Intuitive Life Coach Leslie Juvin-Acker Discusses The Dangers of Assumptions
I have noticed that people can spend more time worrying about what someone else is thinking rather than trying to meet an objective to accomplish a goal. In fact, I find many of my clients get so hung up on what others may think that they become immobilized from making the next step.
I had a client, Nicole*, who needed to change her work schedule for a few months to meet some personal goals. She asked a colleague essential to the plan, Julie*, if she would help out by changing her schedule. Julie initially agreed, but after a month of little cooperation Nicole felt as if Julie was lying and had no interest in helping at all. She also felt a strange straining, distant feeling from Julie.
I asked Nicole what she had done about the vagueness that stood between her and Julie. She said she was too scared to confront Julie because of the perceptions of Julie she had created in her mind. I told Nicole that there were things she didn’t know about Julie’s situation and the only way to know for sure was to ask her why she had failed to live up to her promise to help. If anything, I advised, Nicole would get a concrete understanding from Julie so that she could move on without her help to find another solution.
After some convincing, Nicole finally confronted Julie. After gently, but directly asking Julie why she wasn’t meeting her commitment to help, Julie revealed that Nicole had not specified the exact kind of help she needed with the schedule and that she was scared that she couldn’t meet her own personal obligations in order to make the scheduling changes that would help Julie. Inspired by the opportunity to create a solution, Nicole grabbed a calendar and picked out the days she needed and offered to exchange days when her schedule could go back to normal. Within 30 minutes, the problem had been resolved. Nicole’s old feelings and negative judgments of Julie had dissolved in light of the truth.
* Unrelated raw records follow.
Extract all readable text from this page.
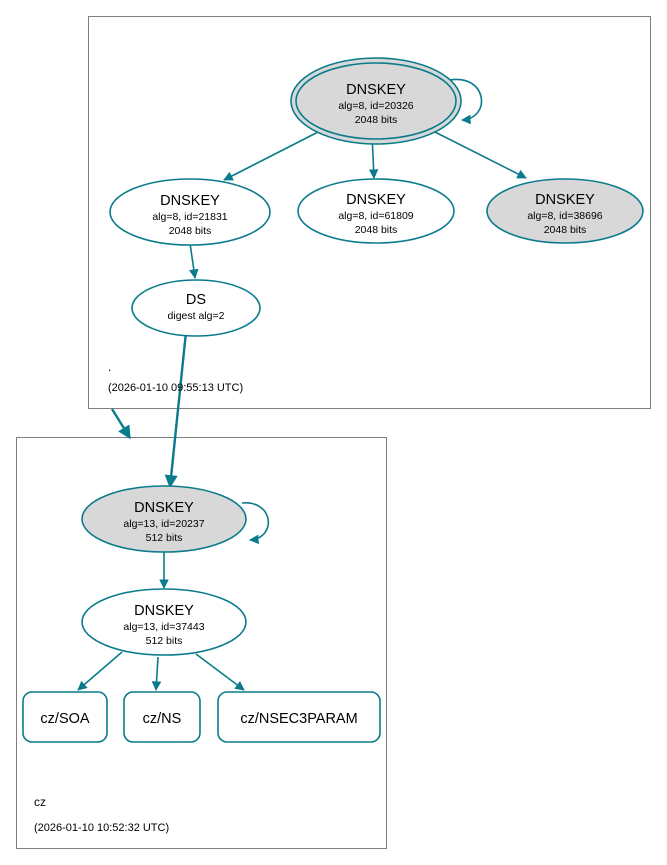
DNSKEY
alg=8, id=20326
2048 bits
DNSKEY
alg=8, id=21831
2048 bits
DNSKEY
alg=8, id=61809
2048 bits
DNSKEY
alg=8, id=38696
2048 bits
DS
digest alg=2
.
(2026-01-10 09:55:13 UTC)
DNSKEY
alg=13, id=20237
512 bits
DNSKEY
alg=13, id=37443
512 bits
cz/SOA	cz/NS	cz/NSEC3PARAM
cz
(2026-01-10 10:52:32 UTC)
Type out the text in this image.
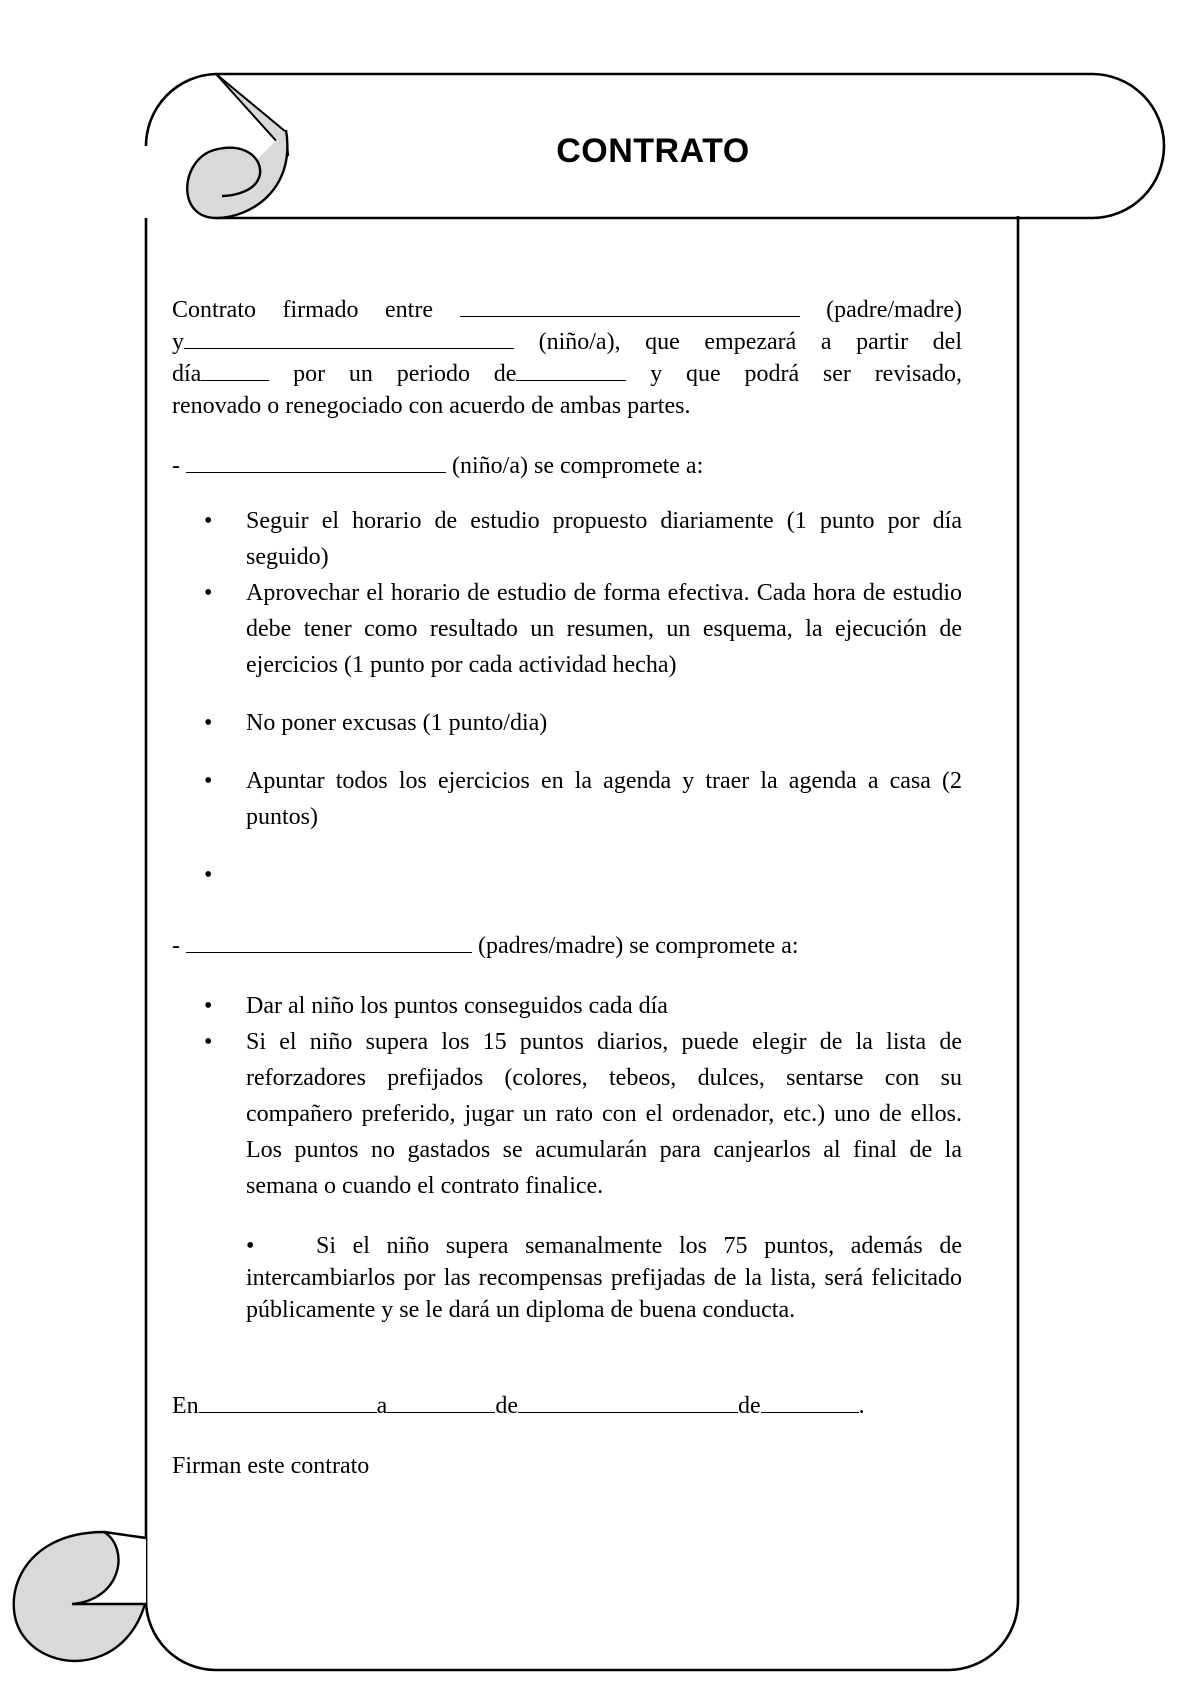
CONTRATO
Contrato firmado entre	(padre/madre)
y	(niño/a), que empezará a partir del
día	por un periodo de	y que podrá ser revisado,
renovado o renegociado con acuerdo de ambas partes.
-	(niño/a) se compromete a:
• Seguir el horario de estudio propuesto diariamente (1 punto por día seguido)
• Aprovechar el horario de estudio de forma efectiva. Cada hora de estudio debe tener como resultado un resumen, un esquema, la ejecución de ejercicios (1 punto por cada actividad hecha)
• No poner excusas (1 punto/dia)
• Apuntar todos los ejercicios en la agenda y traer la agenda a casa (2 puntos)
•
-	(padres/madre) se compromete a:
• Dar al niño los puntos conseguidos cada día
• Si el niño supera los 15 puntos diarios, puede elegir de la lista de reforzadores prefijados (colores, tebeos, dulces, sentarse con su compañero preferido, jugar un rato con el ordenador, etc.) uno de ellos. Los puntos no gastados se acumularán para canjearlos al final de la semana o cuando el contrato finalice.
•	Si el niño supera semanalmente los 75 puntos, además de intercambiarlos por las recompensas prefijadas de la lista, será felicitado públicamente y se le dará un diploma de buena conducta.
En	a	de	de	.
Firman este contrato
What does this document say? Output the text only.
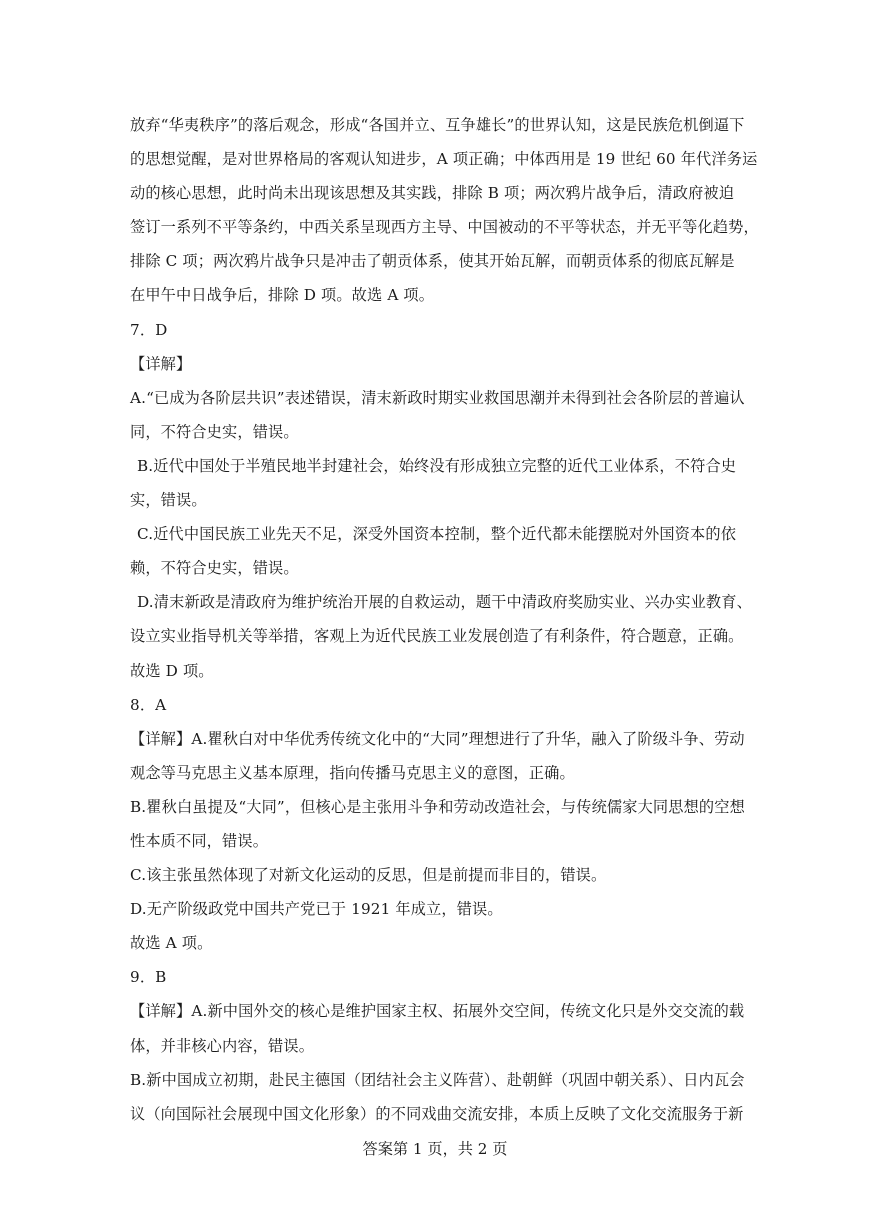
放弃“华夷秩序”的落后观念，形成“各国并立、互争雄长”的世界认知，这是民族危机倒逼下
的思想觉醒，是对世界格局的客观认知进步，A 项正确；中体西用是 19 世纪 60 年代洋务运
动的核心思想，此时尚未出现该思想及其实践，排除 B 项；两次鸦片战争后，清政府被迫
签订一系列不平等条约，中西关系呈现西方主导、中国被动的不平等状态，并无平等化趋势，
排除 C 项；两次鸦片战争只是冲击了朝贡体系，使其开始瓦解，而朝贡体系的彻底瓦解是
在甲午中日战争后，排除 D 项。故选 A 项。
7．D
【详解】
A.“已成为各阶层共识”表述错误，清末新政时期实业救国思潮并未得到社会各阶层的普遍认
同，不符合史实，错误。
B.近代中国处于半殖民地半封建社会，始终没有形成独立完整的近代工业体系，不符合史
实，错误。
C.近代中国民族工业先天不足，深受外国资本控制，整个近代都未能摆脱对外国资本的依
赖，不符合史实，错误。
D.清末新政是清政府为维护统治开展的自救运动，题干中清政府奖励实业、兴办实业教育、
设立实业指导机关等举措，客观上为近代民族工业发展创造了有利条件，符合题意，正确。
故选 D 项。
8．A
【详解】A.瞿秋白对中华优秀传统文化中的“大同”理想进行了升华，融入了阶级斗争、劳动
观念等马克思主义基本原理，指向传播马克思主义的意图，正确。
B.瞿秋白虽提及“大同”，但核心是主张用斗争和劳动改造社会，与传统儒家大同思想的空想
性本质不同，错误。
C.该主张虽然体现了对新文化运动的反思，但是前提而非目的，错误。
D.无产阶级政党中国共产党已于 1921 年成立，错误。
故选 A 项。
9．B
【详解】A.新中国外交的核心是维护国家主权、拓展外交空间，传统文化只是外交交流的载
体，并非核心内容，错误。
B.新中国成立初期，赴民主德国（团结社会主义阵营）、赴朝鲜（巩固中朝关系）、日内瓦会
议（向国际社会展现中国文化形象）的不同戏曲交流安排，本质上反映了文化交流服务于新
答案第 1 页，共 2 页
After the experience, Nicole reported that she was so focused on the confrontation and her preconceived notions about Julie, that she wasted weeks by not acting. Nicole felt silly when she admitted that all she had to do was ask and clearly define her needs, but realized how important clarifying communication is.
When we’re caught up in our assumptions, we can lose time, resources, and opportunities to meet our objectives. Overcoming our assumptions is a big part of bridging the gap between the unknown and the concrete reality with which we can deal.
Have you worried about what someone else was thinking, to later find out your assumptions were wrong? Have you wasted time when all you could have done was ask?
*Names have been changed to protect identity.